Sono stati diversi gli allievi che andavano a trovarlo a casa, specialmente chi dopo la maturità aveva intrapreso un percorso universitario umanistico o chi aveva bisogno di consigli per la preparazione dei concorsi per docenti nelle scuole. È stato generoso con tutti, a dispetto della fama che lo dipingeva come un po’ avaro nella valutazione degli studenti. In realtà, D’Agostino non era severo nei giudizi. Era giusto, come dovrebbe essere ogni insegnante che abbia veramente a cuore il bene dei suoi ragazzi. La sua integrità morale garantiva l’accettazione di qualsiasi voto da parte di studenti e genitori. I voti bassi non erano un giudizio divino, ma un pungolo a fare di più e meglio. Traevano origine da un profondo senso del dovere, contro il quale imprecavamo quando, seppure leggermente in ritardo, arrivava a scuola nonostante la neve caduta nella notte lungo la strada che da Santo Stefano portava a Sant’Eufemia.
La mia generazione ha avuto la fortuna di trovare nel liceo di Sant’Eufemia docenti preparati ed educatori straordinari (Elio D’Agostino, Rosario Monterosso, Adoneo Strano), entrati nel cuore degli studenti e delle famiglie con la forza dell’esempio, dell’empatia, dell’umanità e dell’umiltà. Nel suo intervento sul sagrato della chiesa Francesco Luppino, allievo del “Fermi” e oggi primo collaboratore del dirigente scolastico dell’Istituto comprensivo “Don Bosco”, ha sottolineato l’importanza di D’Agostino nella formazione di intere generazioni di eufemiesi: «Ha dedicato la sua vita alla scuola non come un lavoro, ma come un dovere, sentendo profondamente la sua missione di educatore nel senso socratico, cercando di far emergere dagli alunni le loro singole potenzialità, incoraggiandoli ma nello stesso tempo con la sua fermezza, la sua serietà e il rigore morale richiamandoli al senso del dovere, aiutandoli, aiutandoci a maturare come uomini in mezzo agli uomini, con la responsabilità del sentirsi tali».
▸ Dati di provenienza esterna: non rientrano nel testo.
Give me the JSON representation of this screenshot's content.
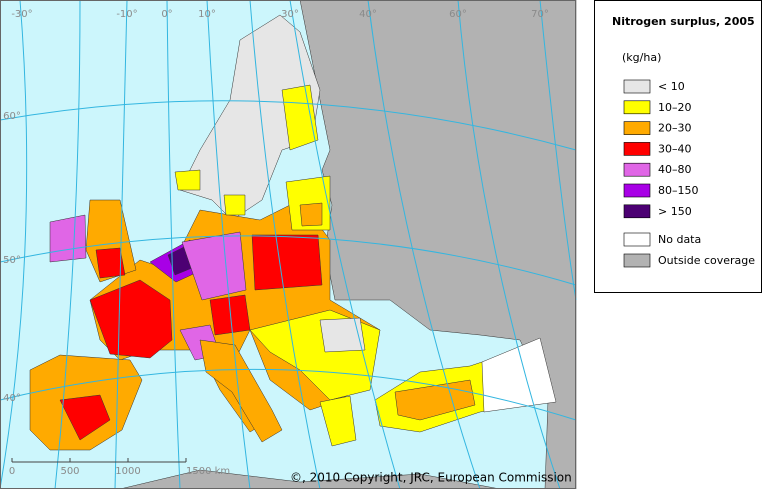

Il mio ultimo ricordo da liceale è legato alla prova orale dell’esame di maturità. Nel 1992 la commissione era composta da docenti esterni e da un solo rappresentante interno, che per la mia classe fu il professore Monterosso. La mattina in cui dovetti sostenere l’esame era però presente anche il professore D’Agostino, che aveva accompagnato la figlia Linuccia, mia compagna di classe. Mi vide vicino ad una finestra, mentre cercavo di concentrarmi e di tenere a bada la tensione. Si avvicinò e con la sua consueta calma mi disse: «Come va? Stai tranquillo. Vedrai che andrà tutto bene», con lo sguardo e il tono di voce del genitore, non del docente.
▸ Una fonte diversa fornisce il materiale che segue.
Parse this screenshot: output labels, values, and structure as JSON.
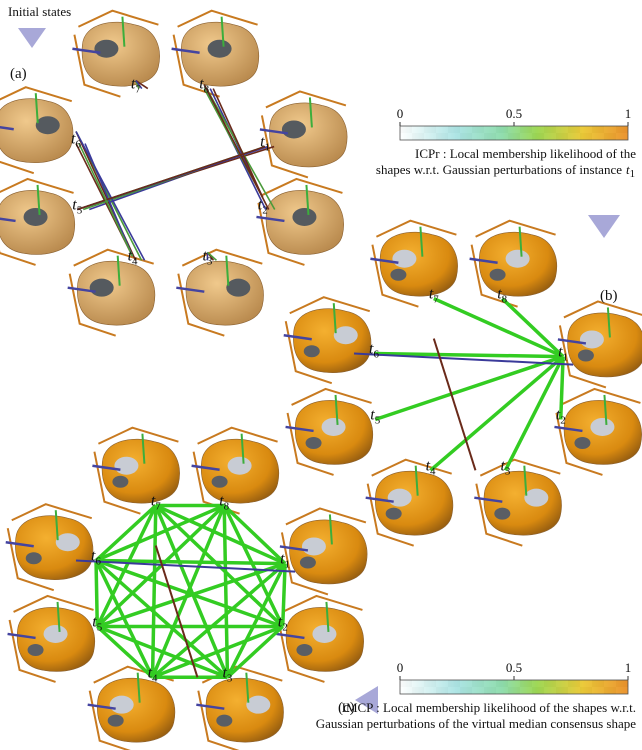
{
  "initial_states": "Initial states",
  "variable": "t",
  "panels": [
    {
      "label": "(a)",
      "node_indices": [
        "1",
        "2",
        "3",
        "4",
        "5",
        "6",
        "7",
        "8"
      ]
    },
    {
      "label": "(b)",
      "node_indices": [
        "1",
        "2",
        "3",
        "4",
        "5",
        "6",
        "7",
        "8"
      ]
    },
    {
      "label": "(c)",
      "node_indices": [
        "1",
        "2",
        "3",
        "4",
        "5",
        "6",
        "7",
        "8"
      ]
    }
  ],
  "colorbars": [
    {
      "ticks": [
        0,
        0.5,
        1
      ],
      "caption_line_1": "ICPr : Local membership likelihood of the",
      "caption_line_2": "shapes w.r.t. Gaussian perturbations of instance",
      "caption_subscript": "1"
    },
    {
      "ticks": [
        0,
        0.5,
        1
      ],
      "caption_line_1": "IMCP : Local membership likelihood of the shapes w.r.t.",
      "caption_line_2": "Gaussian perturbations of the virtual median consensus shape"
    }
  ]
}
La comunità eufemiese piange insieme a quella di Santo Stefano la perdita di un grande figlio. In un pubblico manifesto affisso per iniziativa di Carmela Cutrì, allieva ed erede della cattedra che fu di D’Agostino, gli alunni transitati dal “Fermi” hanno preso in prestito le parole di Seneca («Da un uomo grande c’è qualcosa da imparare anche quando tace») per rivolgere al loro professore un saluto riverente: «Ha lasciato un segno indelebile in ognuno di noi, PROFESSORE. Grazie per i suoi insegnamenti, la sua grande umanità, la sua fermezza, la sua immensa cultura, il suo irreprensibile senso del dovere. Grazie per quanto ci ha donato».